So we live on opposite sides of the world, she lives in a state where weed is legal and she smokes every day. Like couple of hits in the morning, before lunch, some in the afternoon, before dinner and then before she goes to sleep. I’d say shes high like 70% of the time she’s awake. I was reluctant to say anything in the beginning because she’s been through a lot and I know it helps her with anxiety and chronic abdominal pain, but it’s starting to drive a wedge between us. Like I mentioned I’m from a different country overseas and while I’ve lived in her country for the majority of our relationship and visited her family many times she’s never visited me. Mainly because weed is not legal here. We’ve had talks of her visiting me on multiple occasions but it’s always ended up with me visiting her instead as she isn’t willing to try and quit. But at this point I’m not able to travel to her for the next year due to work and I’ve basically signed a contract that’s making me stay here for the next 3 years. The planned trips we have together are again entirely depending on her getting this addiction under control. I feel like I’m making huge sacrifices to see her and be with her while when it comes to her needing to put the money where her mouth is she’s only willing to have me be the one who makes sacrifices and it’s getting to the point of an ultimatum.

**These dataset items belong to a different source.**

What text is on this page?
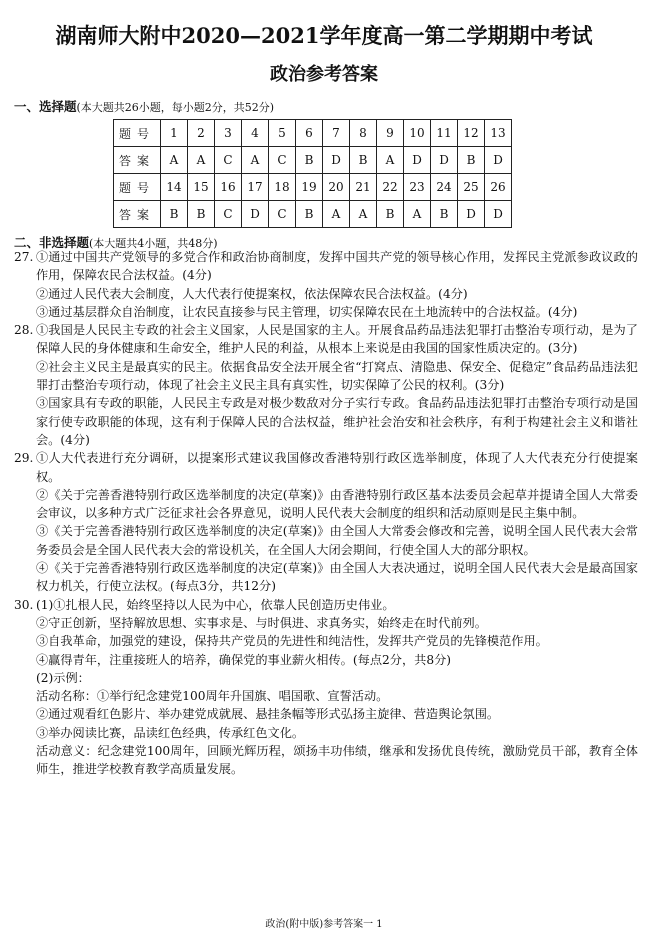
湖南师大附中2020—2021学年度高一第二学期期中考试
政治参考答案
一、选择题(本大题共26小题，每小题2分，共52分)
题号	1	2	3	4	5	6	7	8	9	10	11	12	13
答案	A	A	C	A	C	B	D	B	A	D	D	B	D
题号	14	15	16	17	18	19	20	21	22	23	24	25	26
答案	B	B	C	D	C	B	A	A	B	A	B	D	D
二、非选择题(本大题共4小题，共48分)
27. ①通过中国共产党领导的多党合作和政治协商制度，发挥中国共产党的领导核心作用，发挥民主党派参政议政的作用，保障农民合法权益。(4分)

②通过人民代表大会制度，人大代表行使提案权，依法保障农民合法权益。(4分)

③通过基层群众自治制度，让农民直接参与民主管理，切实保障农民在土地流转中的合法权益。(4分)

28. ①我国是人民民主专政的社会主义国家，人民是国家的主人。开展食品药品违法犯罪打击整治专项行动，是为了保障人民的身体健康和生命安全，维护人民的利益，从根本上来说是由我国的国家性质决定的。(3分)

②社会主义民主是最真实的民主。依据食品安全法开展全省“打窝点、清隐患、保安全、促稳定”食品药品违法犯罪打击整治专项行动，体现了社会主义民主具有真实性，切实保障了公民的权利。(3分)

③国家具有专政的职能，人民民主专政是对极少数敌对分子实行专政。食品药品违法犯罪打击整治专项行动是国家行使专政职能的体现，这有利于保障人民的合法权益，维护社会治安和社会秩序，有利于构建社会主义和谐社会。(4分)

29. ①人大代表进行充分调研，以提案形式建议我国修改香港特别行政区选举制度，体现了人大代表充分行使提案权。

②《关于完善香港特别行政区选举制度的决定(草案)》由香港特别行政区基本法委员会起草并提请全国人大常委会审议，以多种方式广泛征求社会各界意见，说明人民代表大会制度的组织和活动原则是民主集中制。

③《关于完善香港特别行政区选举制度的决定(草案)》由全国人大常委会修改和完善，说明全国人民代表大会常务委员会是全国人民代表大会的常设机关，在全国人大闭会期间，行使全国人大的部分职权。

④《关于完善香港特别行政区选举制度的决定(草案)》由全国人大表决通过，说明全国人民代表大会是最高国家权力机关，行使立法权。(每点3分，共12分)

30. (1)①扎根人民，始终坚持以人民为中心，依靠人民创造历史伟业。

②守正创新，坚持解放思想、实事求是、与时俱进、求真务实，始终走在时代前列。

③自我革命，加强党的建设，保持共产党员的先进性和纯洁性，发挥共产党员的先锋模范作用。

④赢得青年，注重接班人的培养，确保党的事业薪火相传。(每点2分，共8分)

(2)示例：

活动名称：①举行纪念建党100周年升国旗、唱国歌、宣誓活动。

②通过观看红色影片、举办建党成就展、悬挂条幅等形式弘扬主旋律、营造舆论氛围。

③举办阅读比赛，品读红色经典，传承红色文化。

活动意义：纪念建党100周年，回顾光辉历程，颂扬丰功伟绩，继承和发扬优良传统，激励党员干部，教育全体师生，推进学校教育教学高质量发展。

政治(附中版)参考答案一 1
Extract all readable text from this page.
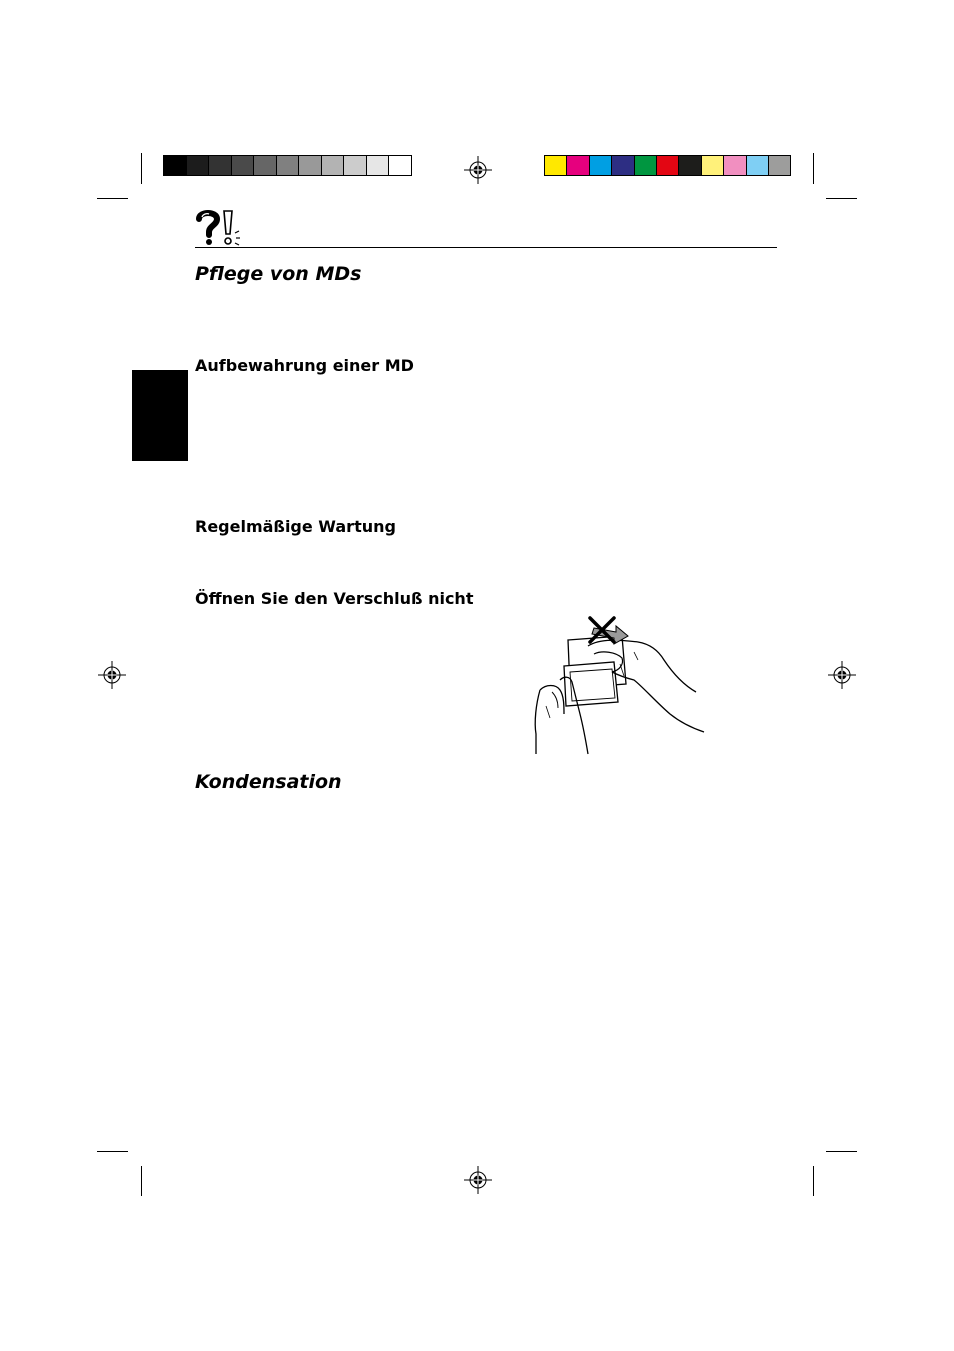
Pflege von MDs
Aufbewahrung einer MD
Regelmäßige Wartung
Öffnen Sie den Verschluß nicht
Kondensation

How important am I? I’ve worked hard to make a career for myself in my industry but even so I’ve given up some opportunities to be able to be with her while she on a physical level is very unwilling to make any changes to her routines to make it work long term.
We’ve had talks about this but it’s always kinda ending up with her crying and me comforting her.
I have some past family trauma with serious addiction and being in second place to drugs and at this point talking to her is bringing back a lot of upsetting memories from that time.
We’ve been together for 2 years and up until this point everything has been amazing and I feel like we are meant to be. But this is just a hurdle I’m not sure how to handle especially since really its all up to her. Is this even worth it?

1 comment
  1. You two aren’t compatible. Her crying and getting you to comfort her when you are upset with her behaviour is a manipulative tactic.